Assessing the impacts:

  • Re-tribalisation of politics: Resultantly, “Information Superhighways” (coined by the U.S.’s “almost” President Al Gore) in democracy are leading to “re-tribalisation” of politics in cabals and cocoons while deliberations are fast transforming into ‘consultations among computer systems’ where trust and security are illusions.
  • Easy spread of fake news: For citizens, digital media are carriers of images and sounds, rather than words and thoughts, and the system where images run faster than thoughts is suitable for the spread of fake news.
  • Disinformation: Times of fear and uncertainty also provide a fertile ground for disinformation to grow. The fake WhatsApp forwards that triggered the primitive “Us v/s Them” group mentality and is manifested in Delhi riots reports, and the forwards on the novel coronavirus which declare COVID-19 a bacteria and the World Health Organization stating that vegetarians cannot be infected with COVID-19, are all reminders of the potency of data, true or false, in a democracy.

What needs to be done?

  • A balanced approach: There need to be a gatekeeper to balance appetites for technology, security and privacy. So long as the gate keeper is for regulation, not surveillance, and so long as it is completely and genuinely independent.
  • Internet Ombudsman: An Internet ombudsman with experts on cyber and Internet laws, IT, data management, data science, data security, public administration and national security, and consciously involving eminent sections of civil society, can be an effective antidote to unregulated technological disruptions.

The need for constitutional entrenchment 

  • Any data protection body must be abundantly independent, especially in the manner of appointment of its members, conditions of their service and the manner of their removal.
    • They must not be appointees of the executive alone but must be appointed on the recommendation of a committee having bipartisan legislative representation and representatives from the judiciary – as is the case with the information commissions, the Central Vigilance Commission and the NHRC.
    • Their removal from office must only be allowed in the same manner as a judge of the Supreme Court and their salary must also be fixed similar to the CAG or an election commissioner.
  • Only a constitutionally entrenched body will be sufficiently protected from executive aggrandizement, political control and institutional capture, leading to a robust fourth branch institution – one which can act as an effective guardrail against violation of the right to privacy.
  • Incorporation of a full-fledged Data Protection Commission through a constitutional amendment must be envisaged by the legislature as a replacement for the DPA in its current form.
  • Usage of data with consent: Data should not be collected and processed without consent.
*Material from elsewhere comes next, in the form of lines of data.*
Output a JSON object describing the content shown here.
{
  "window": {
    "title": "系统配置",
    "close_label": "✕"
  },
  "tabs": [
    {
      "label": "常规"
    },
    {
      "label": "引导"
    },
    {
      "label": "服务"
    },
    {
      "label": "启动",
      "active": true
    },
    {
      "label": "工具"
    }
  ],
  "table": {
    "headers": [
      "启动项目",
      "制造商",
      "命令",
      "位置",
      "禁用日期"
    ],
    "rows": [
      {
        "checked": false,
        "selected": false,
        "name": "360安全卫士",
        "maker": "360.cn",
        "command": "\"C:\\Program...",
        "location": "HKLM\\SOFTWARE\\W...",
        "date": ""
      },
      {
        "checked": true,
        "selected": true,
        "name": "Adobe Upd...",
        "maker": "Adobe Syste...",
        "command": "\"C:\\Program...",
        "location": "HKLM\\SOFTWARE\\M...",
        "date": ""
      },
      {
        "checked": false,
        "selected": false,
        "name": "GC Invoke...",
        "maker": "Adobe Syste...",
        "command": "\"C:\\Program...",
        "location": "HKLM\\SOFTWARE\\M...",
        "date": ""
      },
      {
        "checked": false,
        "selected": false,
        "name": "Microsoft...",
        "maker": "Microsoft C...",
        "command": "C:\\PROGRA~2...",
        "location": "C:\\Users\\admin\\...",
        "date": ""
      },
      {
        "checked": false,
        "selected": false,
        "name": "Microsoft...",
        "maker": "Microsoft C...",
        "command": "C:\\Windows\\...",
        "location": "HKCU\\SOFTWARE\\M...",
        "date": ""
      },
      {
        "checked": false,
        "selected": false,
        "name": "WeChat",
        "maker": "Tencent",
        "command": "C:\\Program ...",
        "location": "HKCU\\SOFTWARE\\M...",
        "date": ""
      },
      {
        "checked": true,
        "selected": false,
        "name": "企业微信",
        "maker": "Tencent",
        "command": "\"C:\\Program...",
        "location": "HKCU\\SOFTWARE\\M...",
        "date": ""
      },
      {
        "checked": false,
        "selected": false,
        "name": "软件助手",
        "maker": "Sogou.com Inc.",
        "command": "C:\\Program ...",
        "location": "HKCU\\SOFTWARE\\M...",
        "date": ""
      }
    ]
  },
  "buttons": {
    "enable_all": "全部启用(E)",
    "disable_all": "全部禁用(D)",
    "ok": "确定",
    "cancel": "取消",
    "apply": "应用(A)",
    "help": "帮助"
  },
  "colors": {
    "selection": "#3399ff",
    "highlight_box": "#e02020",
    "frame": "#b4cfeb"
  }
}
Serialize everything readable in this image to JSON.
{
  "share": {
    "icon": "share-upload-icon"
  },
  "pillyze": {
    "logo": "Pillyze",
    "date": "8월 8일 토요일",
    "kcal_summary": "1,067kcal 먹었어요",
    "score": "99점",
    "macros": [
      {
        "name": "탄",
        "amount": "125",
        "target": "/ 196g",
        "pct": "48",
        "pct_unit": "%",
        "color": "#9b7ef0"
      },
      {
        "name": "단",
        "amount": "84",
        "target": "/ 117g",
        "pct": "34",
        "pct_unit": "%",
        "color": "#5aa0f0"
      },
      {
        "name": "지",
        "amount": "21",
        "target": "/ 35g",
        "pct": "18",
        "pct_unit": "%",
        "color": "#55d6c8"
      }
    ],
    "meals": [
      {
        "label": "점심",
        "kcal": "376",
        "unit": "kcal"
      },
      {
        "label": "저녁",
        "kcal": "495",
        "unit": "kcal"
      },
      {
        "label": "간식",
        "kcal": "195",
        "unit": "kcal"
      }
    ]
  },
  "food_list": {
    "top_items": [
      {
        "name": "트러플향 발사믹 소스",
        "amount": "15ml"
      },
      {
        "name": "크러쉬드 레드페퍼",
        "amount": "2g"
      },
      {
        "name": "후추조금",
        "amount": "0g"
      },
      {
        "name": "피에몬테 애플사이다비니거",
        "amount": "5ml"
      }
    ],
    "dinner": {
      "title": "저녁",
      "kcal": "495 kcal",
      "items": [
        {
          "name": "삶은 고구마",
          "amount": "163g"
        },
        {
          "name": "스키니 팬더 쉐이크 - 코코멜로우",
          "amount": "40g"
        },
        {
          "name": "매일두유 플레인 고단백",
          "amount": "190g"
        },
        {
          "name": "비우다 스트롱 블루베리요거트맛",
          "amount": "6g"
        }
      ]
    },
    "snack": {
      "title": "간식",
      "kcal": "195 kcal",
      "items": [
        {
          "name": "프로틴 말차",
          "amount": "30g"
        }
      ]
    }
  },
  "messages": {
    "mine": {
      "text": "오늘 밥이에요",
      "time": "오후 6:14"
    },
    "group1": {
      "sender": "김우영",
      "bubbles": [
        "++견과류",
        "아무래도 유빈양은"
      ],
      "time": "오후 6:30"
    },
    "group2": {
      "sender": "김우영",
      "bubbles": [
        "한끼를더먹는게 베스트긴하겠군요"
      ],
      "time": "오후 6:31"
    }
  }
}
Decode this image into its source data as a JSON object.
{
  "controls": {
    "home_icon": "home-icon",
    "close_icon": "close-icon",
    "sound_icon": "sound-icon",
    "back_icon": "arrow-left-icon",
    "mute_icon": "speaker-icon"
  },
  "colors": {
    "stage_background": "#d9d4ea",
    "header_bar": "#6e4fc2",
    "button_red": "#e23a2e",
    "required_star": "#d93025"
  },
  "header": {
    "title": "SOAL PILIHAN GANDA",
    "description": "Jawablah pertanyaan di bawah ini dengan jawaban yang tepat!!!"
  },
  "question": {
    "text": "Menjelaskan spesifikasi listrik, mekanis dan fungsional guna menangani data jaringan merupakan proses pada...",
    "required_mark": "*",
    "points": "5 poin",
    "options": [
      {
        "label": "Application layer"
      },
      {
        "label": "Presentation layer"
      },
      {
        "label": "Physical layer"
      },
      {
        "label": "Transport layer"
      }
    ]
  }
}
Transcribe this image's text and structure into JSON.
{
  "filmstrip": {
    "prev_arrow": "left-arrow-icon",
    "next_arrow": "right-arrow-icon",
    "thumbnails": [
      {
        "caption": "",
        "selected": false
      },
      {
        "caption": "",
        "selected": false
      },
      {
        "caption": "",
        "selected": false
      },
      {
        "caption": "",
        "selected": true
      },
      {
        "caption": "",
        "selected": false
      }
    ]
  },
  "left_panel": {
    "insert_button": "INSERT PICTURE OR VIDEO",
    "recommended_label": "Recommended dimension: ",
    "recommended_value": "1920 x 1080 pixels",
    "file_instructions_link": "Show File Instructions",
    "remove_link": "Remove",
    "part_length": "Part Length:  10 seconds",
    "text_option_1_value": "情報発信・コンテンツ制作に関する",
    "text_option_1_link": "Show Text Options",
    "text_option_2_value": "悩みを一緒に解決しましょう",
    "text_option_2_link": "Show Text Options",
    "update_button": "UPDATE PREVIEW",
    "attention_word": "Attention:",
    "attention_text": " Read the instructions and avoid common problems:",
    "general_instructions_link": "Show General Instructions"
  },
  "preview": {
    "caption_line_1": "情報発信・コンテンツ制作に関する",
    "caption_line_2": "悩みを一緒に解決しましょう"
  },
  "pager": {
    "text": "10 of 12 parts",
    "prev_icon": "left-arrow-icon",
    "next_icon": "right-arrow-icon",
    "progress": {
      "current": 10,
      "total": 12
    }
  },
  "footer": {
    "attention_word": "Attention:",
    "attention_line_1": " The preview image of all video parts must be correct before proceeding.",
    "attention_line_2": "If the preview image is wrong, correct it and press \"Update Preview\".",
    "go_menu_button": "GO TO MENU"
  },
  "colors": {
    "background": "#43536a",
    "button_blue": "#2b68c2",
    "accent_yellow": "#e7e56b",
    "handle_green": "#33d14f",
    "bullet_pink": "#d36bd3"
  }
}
Businesses that violate this principle would also violate Indian constitutional norms of informational privacy, as well as the property interests of users.

Conclusion

A country like India—with low levels of access to credit, insurance, and other financial services—may potentially make very different trade-offs between the need for such access on the one hand and the need for informational privacy on the other. Therefore, a law sanctioning collection of data and requiring the government to follow crucial data protection and surveillance principles is the need of the hour.